Juniors Build on Success

Louisa Hall, #2 seed, Goes into action today.
SquashTalk filephoto © 2004

Christopher Gordon and Lily Lorentzen, still riding the momentum they generated in winning their respectively USSRA Under-19 titles a week ago in Boston, both won their first-round matches in straight games yesterday afternoon in Seattle as the U. S. National Championships got under way.

Gordon won three tiebreaker 10-8 games from 2002 Nationals semi-finalist and2003 Pan American Games U. S. team member Tim Wyant, while Lorentzen ousted former Harvard stand-out Carlin Win in the only pre-quarters match in the women's nine-player draw.

Both Gordon and Lorentzen will now face the respective defending National champion in their quarter-final matches this afternoon. Gordon takes on Preston Quick (an easy winner yesterday over qualifier Ronn McMahon) and Lorentzen goes up against four-time champion Latasha Khan, who has won this event each of the past two years. Unfortunately, all three qualifiers (Lorentzen, McMahon and Ian Conway, a five-game Wednesday prelims winner over Jared Sandler who was then routed by 2001 and 2002 S. L. Green winner and top seed Damian Walker) were assigned the Nos. 1 or 2 seeds in their opening main-draw matches, making it nearly impossible for any of the three to build upon their successful qualifying efforts.

Only two of the remaining round of 16 men's matches exceeded the three-game minimum, and both involved successful comeback efforts by Dartmouth players past and present.
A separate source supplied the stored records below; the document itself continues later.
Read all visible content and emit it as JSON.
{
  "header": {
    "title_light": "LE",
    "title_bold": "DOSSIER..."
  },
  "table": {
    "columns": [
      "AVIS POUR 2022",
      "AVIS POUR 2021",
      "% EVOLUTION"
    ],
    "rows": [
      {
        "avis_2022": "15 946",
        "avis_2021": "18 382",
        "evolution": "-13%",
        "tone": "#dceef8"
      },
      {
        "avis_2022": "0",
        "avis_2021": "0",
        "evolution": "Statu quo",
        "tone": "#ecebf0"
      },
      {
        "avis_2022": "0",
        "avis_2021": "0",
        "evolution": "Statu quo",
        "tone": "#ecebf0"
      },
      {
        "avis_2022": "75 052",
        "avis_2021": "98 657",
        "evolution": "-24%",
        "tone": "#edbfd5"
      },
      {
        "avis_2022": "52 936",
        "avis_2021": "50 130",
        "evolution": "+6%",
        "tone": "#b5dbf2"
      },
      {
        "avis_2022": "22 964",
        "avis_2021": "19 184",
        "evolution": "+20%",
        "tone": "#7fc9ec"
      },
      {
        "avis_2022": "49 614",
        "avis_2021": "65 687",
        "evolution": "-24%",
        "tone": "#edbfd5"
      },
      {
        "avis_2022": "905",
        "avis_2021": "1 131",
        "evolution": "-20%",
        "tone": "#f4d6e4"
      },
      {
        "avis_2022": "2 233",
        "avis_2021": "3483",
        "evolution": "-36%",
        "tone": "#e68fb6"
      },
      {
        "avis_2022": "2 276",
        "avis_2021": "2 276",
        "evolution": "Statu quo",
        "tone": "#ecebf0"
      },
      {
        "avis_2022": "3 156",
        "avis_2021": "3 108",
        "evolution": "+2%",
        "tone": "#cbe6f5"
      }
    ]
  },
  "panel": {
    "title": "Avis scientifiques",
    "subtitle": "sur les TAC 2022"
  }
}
Both junior Ryan Donegan and recent alumnus Beau River trailed their respective opponents Richard Chin, a three-time S. L. Green finalist, and 2003 Harvard captain Dylan Patterson before handily winning the fourth and fifth games. Chin's first S. L. Green final-round appearance was exactly a decade ago, in '94, and the years and his recent Achilles tendon strain may be starting to catch up with him, while Patterson played well in taking te second and third games against River, who then strongly reasserted himself in the 9-2, 9-1 close-out to their match.

The other men's Thursday results---Julian Illingworth over Alec Decker, third seed Jamie Crombie over 1996 winner Mohsen Mir and fourth seed Michael Puertas over Francis Odeh-were all fairly routine, as none of the losing players was able to muster up more than five points in any of their three games. So in today's quarter-final action it will be Walker vs. River and Donegan seeking revenge against Puertas (who defeated him last month in the Grand Open event) in the top half, and Crombie vs. Illingworth and, as noted, Quick vs Gordon down below.
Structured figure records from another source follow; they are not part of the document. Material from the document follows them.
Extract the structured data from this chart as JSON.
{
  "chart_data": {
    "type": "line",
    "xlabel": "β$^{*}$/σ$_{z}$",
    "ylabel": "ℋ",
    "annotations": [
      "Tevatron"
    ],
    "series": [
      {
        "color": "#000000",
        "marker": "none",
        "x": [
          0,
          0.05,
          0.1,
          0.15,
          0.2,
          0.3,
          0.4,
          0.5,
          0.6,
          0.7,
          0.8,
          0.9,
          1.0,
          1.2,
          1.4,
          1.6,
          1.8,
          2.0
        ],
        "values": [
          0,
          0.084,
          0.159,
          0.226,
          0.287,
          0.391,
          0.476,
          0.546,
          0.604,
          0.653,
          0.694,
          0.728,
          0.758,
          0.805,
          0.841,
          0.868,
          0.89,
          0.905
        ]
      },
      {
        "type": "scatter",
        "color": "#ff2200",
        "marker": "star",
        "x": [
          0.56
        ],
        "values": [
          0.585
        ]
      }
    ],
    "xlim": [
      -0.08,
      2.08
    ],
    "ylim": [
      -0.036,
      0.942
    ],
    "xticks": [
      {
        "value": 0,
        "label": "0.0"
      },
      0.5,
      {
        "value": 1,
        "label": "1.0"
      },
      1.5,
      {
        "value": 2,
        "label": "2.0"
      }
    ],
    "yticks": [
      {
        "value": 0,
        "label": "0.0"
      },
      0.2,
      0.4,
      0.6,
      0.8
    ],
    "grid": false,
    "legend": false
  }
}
The women's event gets started in earnest today. The winner of Khan-Lorentzen will face whoever wins between last year's finalist Shebana Khan and this year's just-crowned Intercollegiate champion Michelle Quibell in tomorrow's semis, while in the bottom half former Harvard teammates Louisa Hall, the second seed, and Margaret Elias will play each other, as will 2002 Nationals finalist Meredeth Quick and '98 Intercollegiates champion Ivy Pochoda.